Изменить размер шрифта - +
 — Я из своей головы никуда не денусь. Если ты туда влезешь, я тебе весь оргазм от майтхуны испорчу. Кх-х-ха-а-а… Все ваши оргазмы!

— Если вы с отцом вселитесь в наши тела, — подхватывает Эмиль, — отведете их на операцию, а потом будете жить и трахаться сто лет — вы не будете жить счастливо. Мы испортим вам всю малину. Всю майтхуну обосрем. Будем являться в снах, станем вашими альтер-эго, вызовем фугу.

— Ты не будешь чувствовать никакой любви, никакого удовлетворения, только зверскую, неискупимую вину, — гаденько — самой противно — хихикаю я. — Тебе будет тошно слышать, как Эмиль говорит: да ладно, Клэр, не дуйся, пошли потрахаемся! Будешь думать: тупой сопляк, ему только одно и нужно.

— Не буду, — холодно, аж светясь от гордыни, отвечает Клаустра. — И с радостью пойду потрахаюсь. Ничто человеческое не чуждо… никому.

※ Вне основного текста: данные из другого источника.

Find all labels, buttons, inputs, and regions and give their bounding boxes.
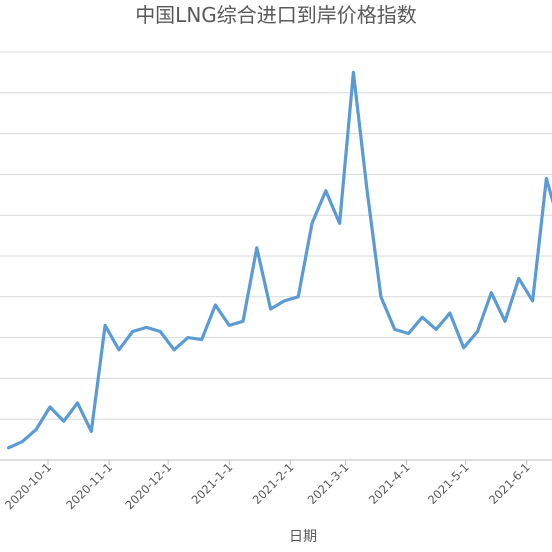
chart-title: 中国LNG综合进口到岸价格指数 [135,3,417,27]
series-layer [7,70,552,450]
series-line [7,70,552,450]
x-tick-label: 2021-3-1 [305,460,352,507]
x-tick-label: 2021-2-1 [250,460,297,507]
x-tick-label: 2021-1-1 [189,460,236,507]
x-tick-label: 2020-10-1 [2,460,54,512]
gridlines [0,51,552,461]
x-tick-label: 2021-6-1 [486,460,533,507]
x-tick-label: 2021-5-1 [425,460,472,507]
x-tick-label: 2020-11-1 [63,460,115,512]
x-axis-label: 日期 [289,529,317,545]
x-tick-label: 2021-4-1 [366,460,413,507]
x-tick-label: 2020-12-1 [122,460,174,512]
x-axis-ticks: 2020-10-1 2020-11-1 2020-12-1 2021-1-1 2021-… [2,460,533,512]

— Ну конечно! В вашей паре ты царь и мудрец, а Ребис — домби?

Силуэт Клаустры плывет, искажается, фигура растворяется в тенях, щеки западают, губы блекнут, оставляя на лице только черную расщелину рта, а вместо глаз — провалы без намека на радужку и зрачок, на бликующие склеры, на движения век. Она пытается улыбаться:

— Угрозы и оскорбления победителям от побежденных? Как предсказуемо.

— Тебе не хочется иметь настоящую историю любви? — Я тянусь к Клаустре, выгибаясь, словно лук перед выстрелом. — Про настоящую любовь и настоящих людей? Сколько можно жить светлым будущим, Клара, глупая девчонка?

Я слышу тихий смех отца. Одобрительный и поощряющий.

— Думаешь, никто не может достичь той праведности, что достигла ты? Потому и оправдываешь других?

— Скоро твое высокомерие перестанет тебя спасать, Клара!

Мы нападаем, тесним ее, вися на ниточках, словно марионетки. Но мы не марионетки, о нет.

Мы кукловоды.

 

Ян

Под руководством Джона из журналиста я превратился в бойца. Раньше бы запомнил каждую малость, разложил по полочкам картинки, запахи и ощущения от прибытия в деревню у подножия скальных холмов Барабар. Подбирал бы слова, которыми расскажу про эти места, про приветливо-бестолково-хитрых крестьян, про их невинное вымогательство полсотни рупий «за парковку»… Но сейчас я едва глянул на пеструю толпу и сразу вперил взгляд в нашу будущую цель. А может, могилу.

Как могильный курган, Барабарские холмы более чем внушительны. Серые валуны громоздятся на изрядную высоту, ко входам в пещеры ведут лестницы и вырубленные в камне метки — «шаги Ашоки». Я замечаю только то, что важно для нашей задачи — найти близнецов. Джон сует местным деньги, общаясь на каком-то международном языке тупых туристов, которым не объяснишь, что ходить в некоторые пещеры не следует. Нас пытаются удержать, но сын своего отца Кадош-средний включает знаменитое фамильное обаяние: изображает пьяноватого, шалого гуляку, отставшего от группы и едва не пропустившего все веселье. Наконец, ему показывают, куда идти — вверх по лестнице, загаженной коровьими лепешками.

Пока нам смотрят вслед, мы стараемся не бежать. Да и прибыть в стан врага запыхавшимися и неспособными не то что на драку, но и на хорошую перебранку — это было бы глупо. Слои гнейсов всплывают нам навстречу длинными серыми бревнами, похожими на борт подводной лодки. Внутри этой «подлодки» — близнецы и захватившие их фанатики. А еще Клаустра и, возможно, Ребис, Король, подручные Короля, подручные Клаустры, да мало ли кто еще? Опять мы с Джоном вдвоем против всего мира — за свое, вечно отбираемое и возвращаемое силой и яростью, растущими от каждой пережитой потери и от предчувствия новых.

У входа в пещеру собираемся, оцениваем ситуацию.